Professorial Fellow
David joined UCA as a Professorial Fellow in 2023. His research interests are in theatre and the history/practice of life writing. Publications include monographs for Oxford University Press, Methuen, Palgrave, and Cambridge University Press. He has also worked on major editions of classic texts, most recently of Congreve’s The Way of the World (Methuen, 2020) and Colley Cibber's Apology (Cambridge University Press, 2022).
Bio
David’s latest book is a history of the Royal Shakespeare Company’s engagement with Restoration Drama (Palgrave, 2024). He has also written textbooks, novels, and numerous articles for learned journals and essay collections, most recently for The Oxford Handbook of Shakespeare and Music, The Oxford Handbook of Restoration Literature, and The Palgrave Handbook of Theatre Censorship. David is a National Teaching Fellow and Fellow of the English Association.
David holds degrees from the Universities of Bristol (BA Hons 1st class) and Oxford (DPhil). He taught at both of those institutions before a five-year stint working in Japan, where he worked for the Universities of Kyoto and Osaka as well as lecturing for the British Council. He returned to the UK to teach at the University of Worcester, also lecturing part-time at the University of Warwick, before being appointed Head of English at Birmingham City University. His subsequent period as Pro-Vice-Chancellor and Executive Dean of Arts, Design and Media featured many highlights: the building of the new Royal Birmingham Conservatoire, the expansion of the Queen's Award-winning Birmingham School of Jewellery, and the development of a research culture that saw four units of assessment achieve an average rating of 'internationally excellent' in the 2021 Research Excellence Framework. Today he remains a part-time Professor of English at BCU in addition to his role at UCA. He is delighted to serve as university orator for both institutions.
A widely published theatre historian, David is currently working on a biography of the seventeenth-century actor, Henry Harris, forthcoming from Cambridge University Press in 2027. The book will complement his 2010 study, also for CUP, of Harris's fellow actor-manager Thomas Betterton, which was shortlisted for the 2011 Library of America's Freedley award. Other recent books are George Farquhar: A Migrant Life Reversed (Methuen, 2018), described by The Irish Times as ‘wonderfully readable and meticulously researched’, a new edition of Congreve's classic comedy, The Way of the World, for the New Mermaids series, and a modernized text for CUP of Colley Cibber's ground- breaking Apology, praised for setting 'new standards for scholarship in the field'. Forthcoming In 2024 is a monograph for Palgrave on the Royal Shakespeare Company's productions of plays written between 1660 and 1714. David's theatre interests have extended to numerous trusteeships, to writing programme essays for The Royal Opera House, Bristol Old Vic, Birmingham Royal Ballet and others, and to compiling an anniversary history for the Birmingham Hippodrome.

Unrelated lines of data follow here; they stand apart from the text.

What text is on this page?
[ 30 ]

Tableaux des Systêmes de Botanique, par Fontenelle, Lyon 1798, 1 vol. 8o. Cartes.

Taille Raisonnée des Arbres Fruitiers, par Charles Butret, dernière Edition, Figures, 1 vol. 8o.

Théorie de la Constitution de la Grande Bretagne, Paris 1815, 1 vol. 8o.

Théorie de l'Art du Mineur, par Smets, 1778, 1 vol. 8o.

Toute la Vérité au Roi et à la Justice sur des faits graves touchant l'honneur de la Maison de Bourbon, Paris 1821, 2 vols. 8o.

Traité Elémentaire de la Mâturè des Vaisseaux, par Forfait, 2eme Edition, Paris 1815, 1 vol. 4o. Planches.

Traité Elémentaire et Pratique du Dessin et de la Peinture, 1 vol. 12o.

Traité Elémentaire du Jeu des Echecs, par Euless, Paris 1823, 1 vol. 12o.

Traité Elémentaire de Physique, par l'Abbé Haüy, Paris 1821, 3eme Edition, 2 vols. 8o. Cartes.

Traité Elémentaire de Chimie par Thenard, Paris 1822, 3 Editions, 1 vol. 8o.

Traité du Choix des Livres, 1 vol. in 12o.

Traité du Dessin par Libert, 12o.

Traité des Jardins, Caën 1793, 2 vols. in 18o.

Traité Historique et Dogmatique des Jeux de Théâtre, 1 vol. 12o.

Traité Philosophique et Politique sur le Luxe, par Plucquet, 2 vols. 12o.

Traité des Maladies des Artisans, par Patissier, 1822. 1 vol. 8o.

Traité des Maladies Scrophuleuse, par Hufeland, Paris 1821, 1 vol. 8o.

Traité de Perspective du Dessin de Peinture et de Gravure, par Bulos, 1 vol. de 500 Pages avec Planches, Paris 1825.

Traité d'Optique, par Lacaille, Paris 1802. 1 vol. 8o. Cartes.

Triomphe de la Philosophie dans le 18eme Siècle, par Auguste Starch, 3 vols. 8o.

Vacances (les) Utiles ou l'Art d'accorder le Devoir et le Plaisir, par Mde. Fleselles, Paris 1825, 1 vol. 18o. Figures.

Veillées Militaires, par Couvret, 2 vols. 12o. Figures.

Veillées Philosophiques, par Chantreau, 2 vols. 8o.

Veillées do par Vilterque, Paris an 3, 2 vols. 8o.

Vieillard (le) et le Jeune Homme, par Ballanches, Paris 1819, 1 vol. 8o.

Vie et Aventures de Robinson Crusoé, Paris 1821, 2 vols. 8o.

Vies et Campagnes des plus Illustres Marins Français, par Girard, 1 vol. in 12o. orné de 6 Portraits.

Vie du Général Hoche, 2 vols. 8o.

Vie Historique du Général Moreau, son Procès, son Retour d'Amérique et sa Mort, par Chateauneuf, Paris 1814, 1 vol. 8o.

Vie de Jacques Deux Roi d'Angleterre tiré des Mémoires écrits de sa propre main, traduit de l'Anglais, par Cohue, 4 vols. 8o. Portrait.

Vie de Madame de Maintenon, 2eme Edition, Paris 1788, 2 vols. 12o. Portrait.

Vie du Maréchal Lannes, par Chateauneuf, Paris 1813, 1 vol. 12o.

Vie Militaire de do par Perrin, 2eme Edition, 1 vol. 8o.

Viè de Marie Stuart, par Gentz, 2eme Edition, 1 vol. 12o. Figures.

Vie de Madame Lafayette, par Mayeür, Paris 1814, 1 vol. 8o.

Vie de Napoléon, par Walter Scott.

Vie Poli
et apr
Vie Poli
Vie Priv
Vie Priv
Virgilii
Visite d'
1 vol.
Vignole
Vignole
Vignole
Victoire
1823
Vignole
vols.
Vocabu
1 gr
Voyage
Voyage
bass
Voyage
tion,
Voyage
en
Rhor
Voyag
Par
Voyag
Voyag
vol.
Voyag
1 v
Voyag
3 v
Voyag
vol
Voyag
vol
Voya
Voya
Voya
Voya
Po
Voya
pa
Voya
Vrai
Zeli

A National Teaching Fellow (2013) and Fellow of the English Association, David has also published pedagogic textbooks and associated research. He ran a HEFCE-funded project on the use of games for the teaching of literature. One result was the design and production of a card game, Shakespertise™, which has been used in schools, universities and non-academic settings. As part of his attachment to UCA’s Doctoral College, David draws on the experience of his best-selling textbook on academic writing (Taylor and Francis, 1997) to help PhD students develop their discursive skills.